Darmkrebs (S. Bütikofer)
Epidemiologie und Adenom-Karzinom-Sequenz
Das Kolonkarzinom ist die dritthäufigste Krebserkrankung in der Schweiz. Jährlich erkranken rund 4500 Personen an einem Darmkrebs, 1600 sterben daran. Männer sind von diesem Malignom etwas häufiger betroffen. Die wichtigsten Risikofaktoren sind das Alter und die familiären Prädispositionen. Etwa die Hälfte der Diagnosen wird erst nach dem 70. Lebensjahr gestellt [16].

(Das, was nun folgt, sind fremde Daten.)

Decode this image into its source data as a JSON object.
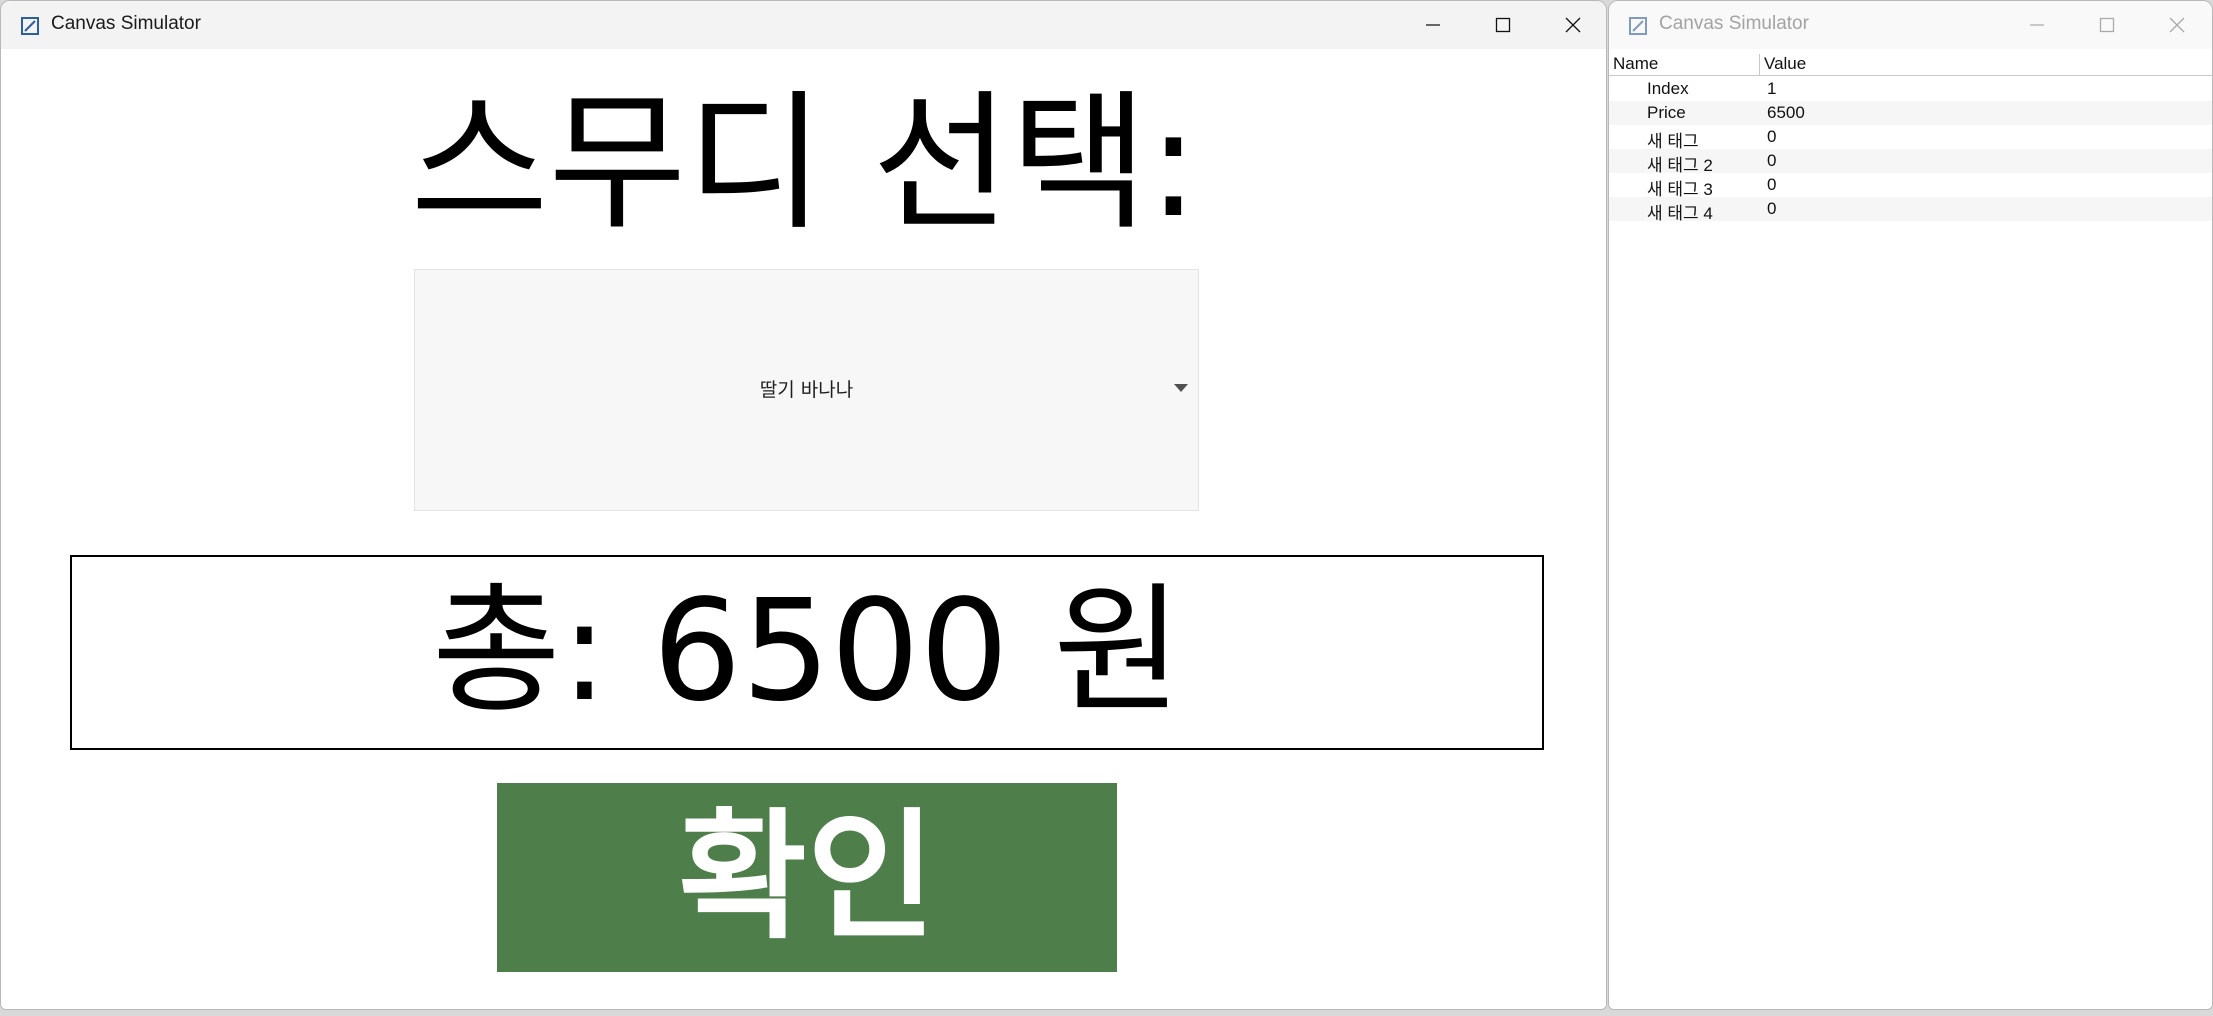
{
  "main_window": {
    "title": "Canvas Simulator",
    "heading": "스무디 선택:",
    "dropdown": {
      "selected": "딸기 바나나"
    },
    "total": "총: 6500 원",
    "confirm_label": "확인"
  },
  "property_window": {
    "title": "Canvas Simulator",
    "columns": {
      "name": "Name",
      "value": "Value"
    },
    "rows": [
      {
        "name": "Index",
        "value": "1"
      },
      {
        "name": "Price",
        "value": "6500"
      },
      {
        "name": "새 태그",
        "value": "0"
      },
      {
        "name": "새 태그 2",
        "value": "0"
      },
      {
        "name": "새 태그 3",
        "value": "0"
      },
      {
        "name": "새 태그 4",
        "value": "0"
      }
    ]
  },
  "colors": {
    "confirm_button": "#4e7f4b",
    "dropdown_bg": "#f7f7f7"
  },
  "icons": {
    "app": "canvas-app-icon",
    "minimize": "minimize-icon",
    "maximize": "maximize-icon",
    "close": "close-icon",
    "dropdown": "caret-down-icon"
  }
}
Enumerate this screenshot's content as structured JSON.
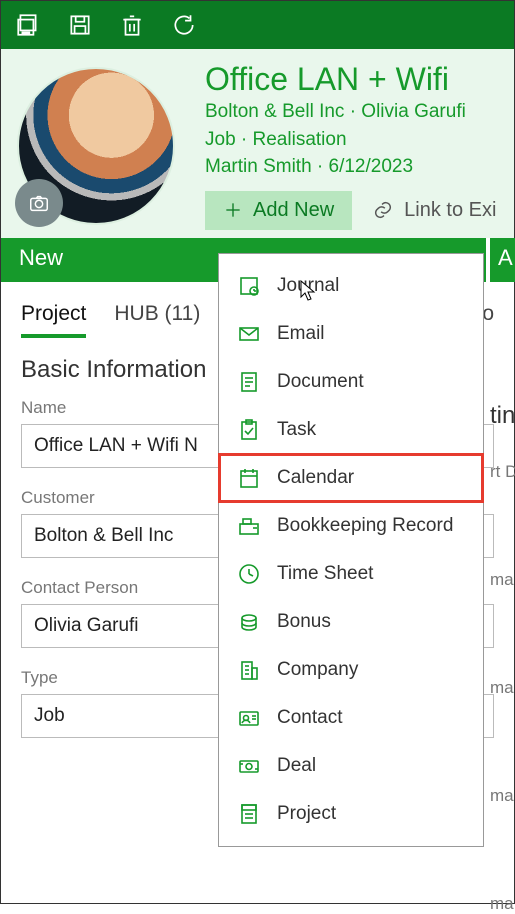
{
  "toolbar": {},
  "header": {
    "title": "Office LAN + Wifi",
    "line1": "Bolton & Bell Inc · Olivia Garufi",
    "line2": "Job · Realisation",
    "line3": "Martin Smith · 6/12/2023",
    "add_new_label": "Add New",
    "link_label": "Link to Exi"
  },
  "status": {
    "current": "New",
    "next": "A"
  },
  "tabs": {
    "project": "Project",
    "hub": "HUB (11)",
    "right": "Jo"
  },
  "section": {
    "title": "Basic Information",
    "right_title_fragment": "tin",
    "fields": {
      "name": {
        "label": "Name",
        "value": "Office LAN + Wifi N"
      },
      "customer": {
        "label": "Customer",
        "value": "Bolton & Bell Inc"
      },
      "contact": {
        "label": "Contact Person",
        "value": "Olivia Garufi"
      },
      "type": {
        "label": "Type",
        "value": "Job"
      }
    },
    "right_labels": {
      "rt_d": "rt D",
      "ma1": "ma",
      "ma2": "ma",
      "ma3": "ma",
      "ma4": "ma"
    }
  },
  "dropdown": [
    {
      "label": "Journal",
      "name": "journal"
    },
    {
      "label": "Email",
      "name": "email"
    },
    {
      "label": "Document",
      "name": "document"
    },
    {
      "label": "Task",
      "name": "task"
    },
    {
      "label": "Calendar",
      "name": "calendar",
      "highlight": true
    },
    {
      "label": "Bookkeeping Record",
      "name": "bookkeeping"
    },
    {
      "label": "Time Sheet",
      "name": "timesheet"
    },
    {
      "label": "Bonus",
      "name": "bonus"
    },
    {
      "label": "Company",
      "name": "company"
    },
    {
      "label": "Contact",
      "name": "contact"
    },
    {
      "label": "Deal",
      "name": "deal"
    },
    {
      "label": "Project",
      "name": "project"
    }
  ]
}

Die Mehrzahl der kolorektalen Karzinome entsteht über einen Zeitraum von 10–15 Jahren aus gutartigen Adenomen. Diese langsame Progression bietet ein grosses Interventionsfenster, und die meisten Adenome lassen sich in der Regel endoskopisch problemlos entfernen. Somit ist in der Darmkrebsvorsorge nicht nur eine Früherkennung möglich, in vielen Fällen kann die Krebsentstehung effektiv verhindert werden [17]. Im Verlauf der letzten 20 Jahre hat das Risiko, an Darmkrebs zu erkranken und zu sterben, in vielen Ländern kontinuierlich abgenommen. Dieser Effekt wird grösstenteils auf die stetig besser etablierte Vorsorge zurückgeführt [18]. Die Inzidenz von Kolonkarzinomen bei jungen Erwachsenen steigt hingegen in vielen Ländern seit Jahrzehnten deutlich an, wobei etwa 10 % aller Darmkrebsfälle inzwischen diese Altersgruppe betreffen – insbesondere bei Personen im Alter von 20–39 Jahren ist ein starker Anstieg zu verzeichnen. Die Ursache hierfür bleibt aktuell unklar [19].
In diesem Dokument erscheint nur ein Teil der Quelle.